Vaccaro smirked. "It ain't that, Cole, and you know it. Look around you. This sure as hell ain’t the Taj Mahal but it's warm and dry. I got plenty to eat. Nobody is shooting at me. Hell, I plan on staying in here until they kick me out or we get sent home."
"Then I reckon your hospital stay just got better," Cole said, producing the bottle of wine and a corkscrew, which he considered a fiddly thing. In his opinion, a bottle of liquor ought to have a cork you could pull with your teeth. He opened the bottle and filled tin mugs for them both.
"You're all right, Cole. I don't care what Jolie says about you."
"What does she say about me?"
"Jee-suz, Hillbilly. Relax, will you? It's a joke that people from civilization use."
Cole gulped down a cup of wine, which was another surprise. He never was much of a drinker. "Listen, I got a favor to ask."
"Sure — as long as I can do it without getting out of bed."
Cole handed him the pencil and paper. "I need you to write me a note."
"What the hell are you talking about, Cole? Do I look like Ernest Hemingway?"
"Who's that?"
"Never mind. What I mean is, I'm not much of a writer. The nuns in school always smacked my knuckles because my handwriting was so bad."
"But you can read and write?"
"Do I look like an idiot? Sure I can read and write." Then it dawned on Vaccaro. He stared at Cole. "You mean you can't?"
"Why the hell do you think I’m here."
Vaccaro nodded, any thoughts of gloating having vanished at the edge in Cole’s voice. "Don't get sore. I'll do it. Listen, where I grew up there's book smarts and street smarts. One can be as good as the other, depending on the situation. You got plenty of street smarts. Or maybe woods smarts in your case."
Cole handed him the pencil and paper, then told him what to put in the note. "Make the letters big enough so the son of a bitch can see it."

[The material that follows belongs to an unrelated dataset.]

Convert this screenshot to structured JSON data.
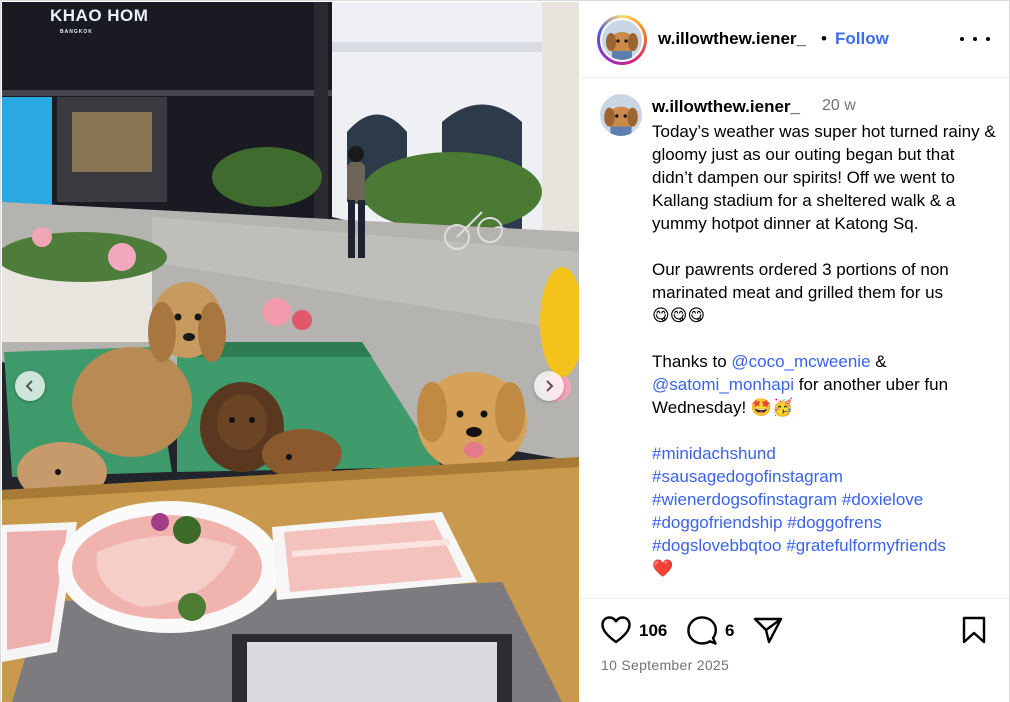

"Cole, he shot me from three hundred yards. I don't think there's anything wrong with his eyes." He handed the paper back to Cole. "That's it? I don't get the twelve o'clock part. How you know what position you'll be in?"

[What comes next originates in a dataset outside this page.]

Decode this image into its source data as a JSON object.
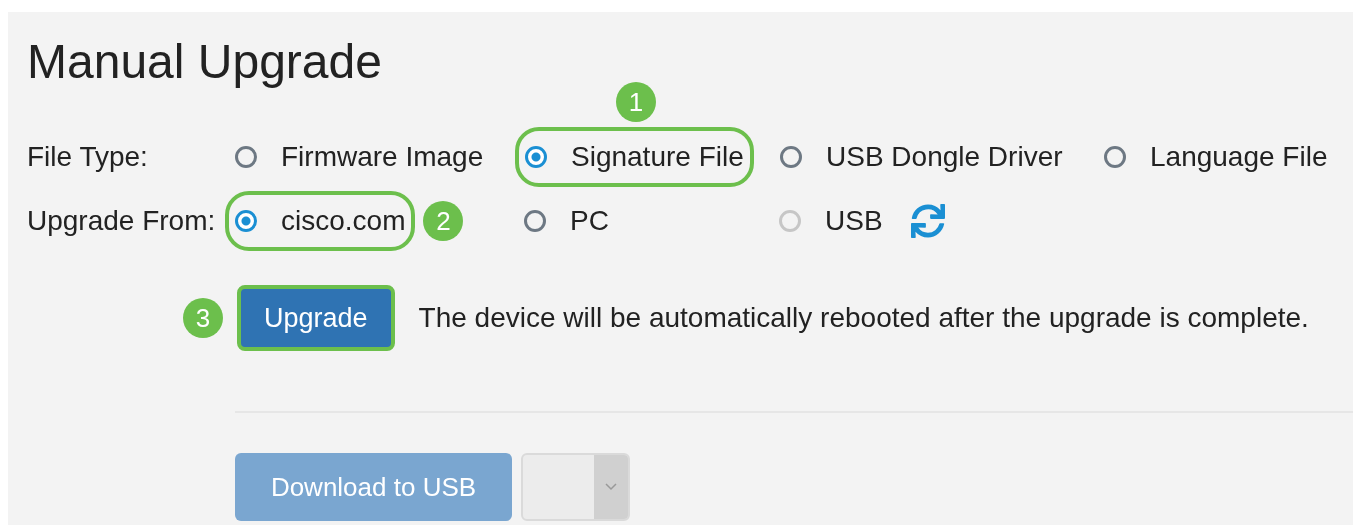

"It don't matter where I am. It matters where I put this here note. With any luck, it will be the last thing ol’ Das Gespenst reads."
CHAPTER 31
Under cover of darkness, Cole slipped across the fields and into the woods. He dressed warmly against the bitter cold, with a white smock made from a sheet to camouflage his uniform. Over a wool cap, he wore his Confederate flag helmet with the bullet hole in it. He carried his rifle in his hands.
Strapped across his back were a half dozen fence pickets with names painted on them. He had put aside his pride to have Vaccaro write him that note, but he could manage to scrawl last names on a scrap of wood. He had used the names of dead snipers: Rowe and McNulty. He also used the name of Jimmy Turner, the simple country kid who had died in the first minutes on Omaha Beach and who had no more business in a war than a choir boy had in a prize fight. The last name scrawled on a picket was Cole’s own.